The guidelines estimate that the absolute mortality due to chronic heart diseases in India will increase to 20.3 million annually by 2010 and by 2020 it will touch 2.58 million. The mortality rate stood at 1.59 million in 2000. 

The current load of diabetes in the country—41 million—is expected to rise by 170 per cent in the next 20 years. Even today, India has the largest population of diabetics in the world, the guidelines said.

According to the report, every second person in Delhi fulfils the criteria of obesity or has excess abdominal fat and nearly one-fourth of the adolescent population in the capital has Syndrome X or metabolic syndrome, that heralds the onset of heart diseases and diabetes.

The study says one in every three Indians has high triglyceride (bad cholesterol) levels and 30-70 per cent has low levels of HDL (good cholesterol). 
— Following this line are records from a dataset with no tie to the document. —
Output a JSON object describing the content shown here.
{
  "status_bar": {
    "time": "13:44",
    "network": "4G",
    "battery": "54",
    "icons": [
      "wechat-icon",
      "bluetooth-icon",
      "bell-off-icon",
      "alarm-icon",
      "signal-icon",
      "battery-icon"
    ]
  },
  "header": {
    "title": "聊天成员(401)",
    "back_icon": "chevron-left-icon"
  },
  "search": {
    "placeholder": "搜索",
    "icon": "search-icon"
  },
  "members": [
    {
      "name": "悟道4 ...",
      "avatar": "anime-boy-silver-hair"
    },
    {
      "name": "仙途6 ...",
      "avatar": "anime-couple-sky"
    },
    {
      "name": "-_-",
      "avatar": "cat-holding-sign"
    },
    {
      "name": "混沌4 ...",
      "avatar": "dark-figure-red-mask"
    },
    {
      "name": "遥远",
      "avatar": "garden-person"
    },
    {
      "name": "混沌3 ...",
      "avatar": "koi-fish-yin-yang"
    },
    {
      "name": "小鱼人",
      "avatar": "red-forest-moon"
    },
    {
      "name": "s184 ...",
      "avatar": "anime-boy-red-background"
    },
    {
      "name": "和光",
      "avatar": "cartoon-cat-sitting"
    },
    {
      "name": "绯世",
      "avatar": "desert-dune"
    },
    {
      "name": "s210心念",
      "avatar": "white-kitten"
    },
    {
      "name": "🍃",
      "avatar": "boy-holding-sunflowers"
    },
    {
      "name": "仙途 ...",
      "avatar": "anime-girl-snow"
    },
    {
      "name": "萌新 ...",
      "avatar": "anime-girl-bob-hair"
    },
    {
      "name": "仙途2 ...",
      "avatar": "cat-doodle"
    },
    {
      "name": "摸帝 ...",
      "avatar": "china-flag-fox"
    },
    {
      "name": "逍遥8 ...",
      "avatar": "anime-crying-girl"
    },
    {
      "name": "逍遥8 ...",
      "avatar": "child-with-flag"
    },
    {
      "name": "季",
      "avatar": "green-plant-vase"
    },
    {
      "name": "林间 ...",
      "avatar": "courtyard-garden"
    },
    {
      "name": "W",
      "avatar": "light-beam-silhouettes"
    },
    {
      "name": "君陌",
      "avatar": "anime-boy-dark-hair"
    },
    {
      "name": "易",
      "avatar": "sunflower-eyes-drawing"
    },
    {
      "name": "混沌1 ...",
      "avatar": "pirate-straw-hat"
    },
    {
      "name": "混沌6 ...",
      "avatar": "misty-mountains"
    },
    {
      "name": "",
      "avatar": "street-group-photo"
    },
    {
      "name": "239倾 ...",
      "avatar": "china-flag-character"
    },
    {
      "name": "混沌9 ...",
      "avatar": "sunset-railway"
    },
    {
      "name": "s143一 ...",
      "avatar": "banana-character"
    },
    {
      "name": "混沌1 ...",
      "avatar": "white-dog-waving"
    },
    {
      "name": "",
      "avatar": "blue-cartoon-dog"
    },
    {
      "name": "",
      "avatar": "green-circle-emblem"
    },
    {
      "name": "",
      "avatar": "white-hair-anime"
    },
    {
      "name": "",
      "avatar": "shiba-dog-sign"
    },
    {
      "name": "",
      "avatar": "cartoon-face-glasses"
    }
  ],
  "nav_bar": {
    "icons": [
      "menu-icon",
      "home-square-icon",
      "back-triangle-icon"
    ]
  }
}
One in every three Indians has high blood pressure, which is expected to shoot by 60 per cent in the next 20 years.

"For every 10 extra kilograms above the stipulated body weight (measured according to height), life expectancy of a person reduces by three years," the report said. 

"The situation merits an urgent need to formulate guidelines and protocol applications for the Indian obesity because the clinical presentation of obesity and its associated metabolic dysfunctions are so unique here than in the rest of the world," Sir Gangaram Hospital's Minimal Access and Bariatric Surgery Centre Chairman P Chowbey said.

The need for weight and fitness guidelines, specific to Asian countries, was first stressed in a study by the World Health Organisation's sub-committee set up to look into obesity and metabolic syndromes in the Asia-Pacific region in 2000.